Allerdings können auch kleine Unternehmen oder Startups, die nicht von der Regelung betroffen sind, trotzdem von einer freiwilligen Umsetzung profitieren, denn Menschen mit Einschränkungen sind durchaus eine relevante Zielgruppe.
Darüber hinaus verbessert eine barrierefreie Gestaltung digitaler Angebote die Benutzerfreundlichkeit für alle Kunden, nicht nur für Menschen mit Einschränkungen.
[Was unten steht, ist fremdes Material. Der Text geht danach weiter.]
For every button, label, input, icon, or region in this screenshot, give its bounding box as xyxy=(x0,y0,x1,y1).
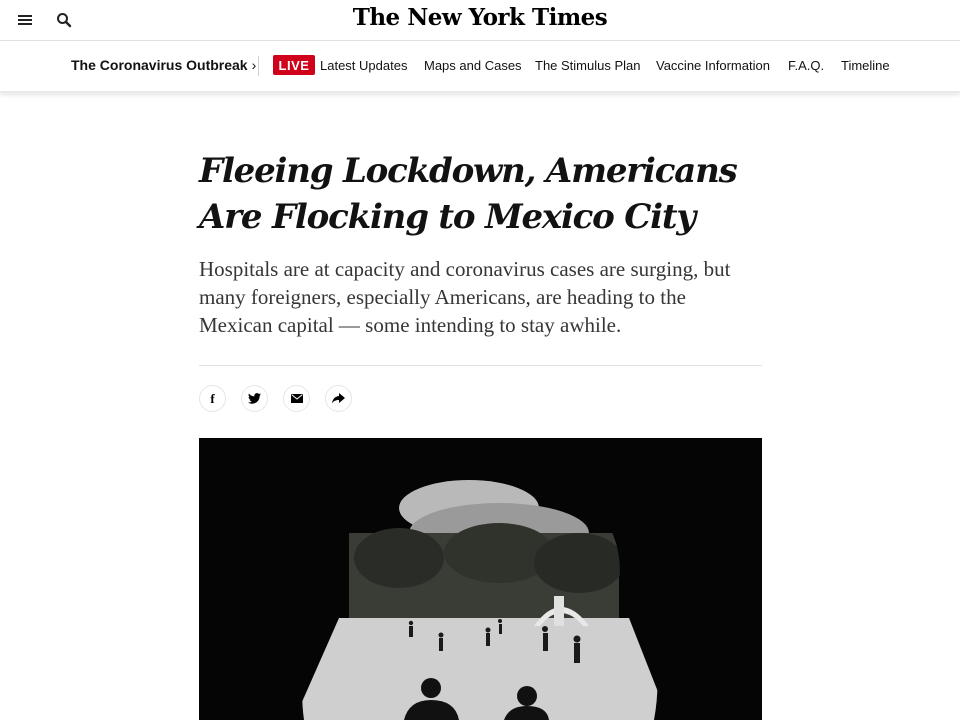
twitter-share-button[interactable] xyxy=(241,385,268,412)
nav-link-vaccine-information[interactable]: Vaccine Information xyxy=(656,58,770,73)
facebook-icon: f xyxy=(210,390,215,406)
facebook-share-button[interactable]: f xyxy=(199,385,226,412)
live-badge[interactable]: LIVE xyxy=(273,55,315,75)
nav-link-stimulus-plan[interactable]: The Stimulus Plan xyxy=(535,58,641,73)
nav-divider xyxy=(258,56,259,76)
email-icon xyxy=(290,394,303,403)
section-title: The Coronavirus Outbreak xyxy=(71,57,248,73)
section-title-link[interactable]: The Coronavirus Outbreak › xyxy=(71,57,256,73)
nav-link-faq[interactable]: F.A.Q. xyxy=(788,58,824,73)
nav-link-timeline[interactable]: Timeline xyxy=(841,58,890,73)
nav-link-maps-and-cases[interactable]: Maps and Cases xyxy=(424,58,522,73)
divider xyxy=(199,365,762,366)
nav-link-latest-updates[interactable]: Latest Updates xyxy=(320,58,407,73)
twitter-icon xyxy=(248,393,261,404)
coronavirus-subnav: The Coronavirus Outbreak › LIVE Latest Up… xyxy=(0,41,960,92)
chevron-right-icon: › xyxy=(251,57,257,73)
share-arrow-icon xyxy=(332,393,345,404)
lead-photo xyxy=(199,438,762,720)
article-summary: Hospitals are at capacity and coronaviru… xyxy=(199,257,731,337)
more-share-button[interactable] xyxy=(325,385,352,412)
article-headline: Fleeing Lockdown, Americans Are Flocking… xyxy=(199,151,738,237)
share-tools: f xyxy=(199,385,352,412)
nyt-logo[interactable]: The New York Times xyxy=(0,4,960,31)
lead-photo-illustration xyxy=(199,438,762,720)
masthead: The New York Times xyxy=(0,0,960,41)
email-share-button[interactable] xyxy=(283,385,310,412)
Letztlich können Unternehmen, die ihre Webseiten und Onlineshops entsprechend anpassen, auch von einer besseren Auffindbarkeit in Suchmaschinen profitieren und das Image des Unternehmens verbessern.
Fazit
Barrierefreiheit im Netz ist mittlerweile keine Option mehr, sondern vielmehr ein Standard, von dem letztlich alle Menschen profitieren können. Die Umsetzung der Vorgaben ist ein wesentlicher Schritt zur Inklusion von Menschen mit Einschränkungen, denn durch die fortschreitende Digitalisierung sind das Internet und digitale Angebote längst ein Teil des gesellschaftlichen Lebens geworden. Dass Personen mit Einschränkungen sich nicht mehr nur in Supermärkten, im ÖPNV oder an anderen öffentlichen Stellen, sondern auch im Internet barrierefrei „bewegen“ können, ist daher nur folgerichtig.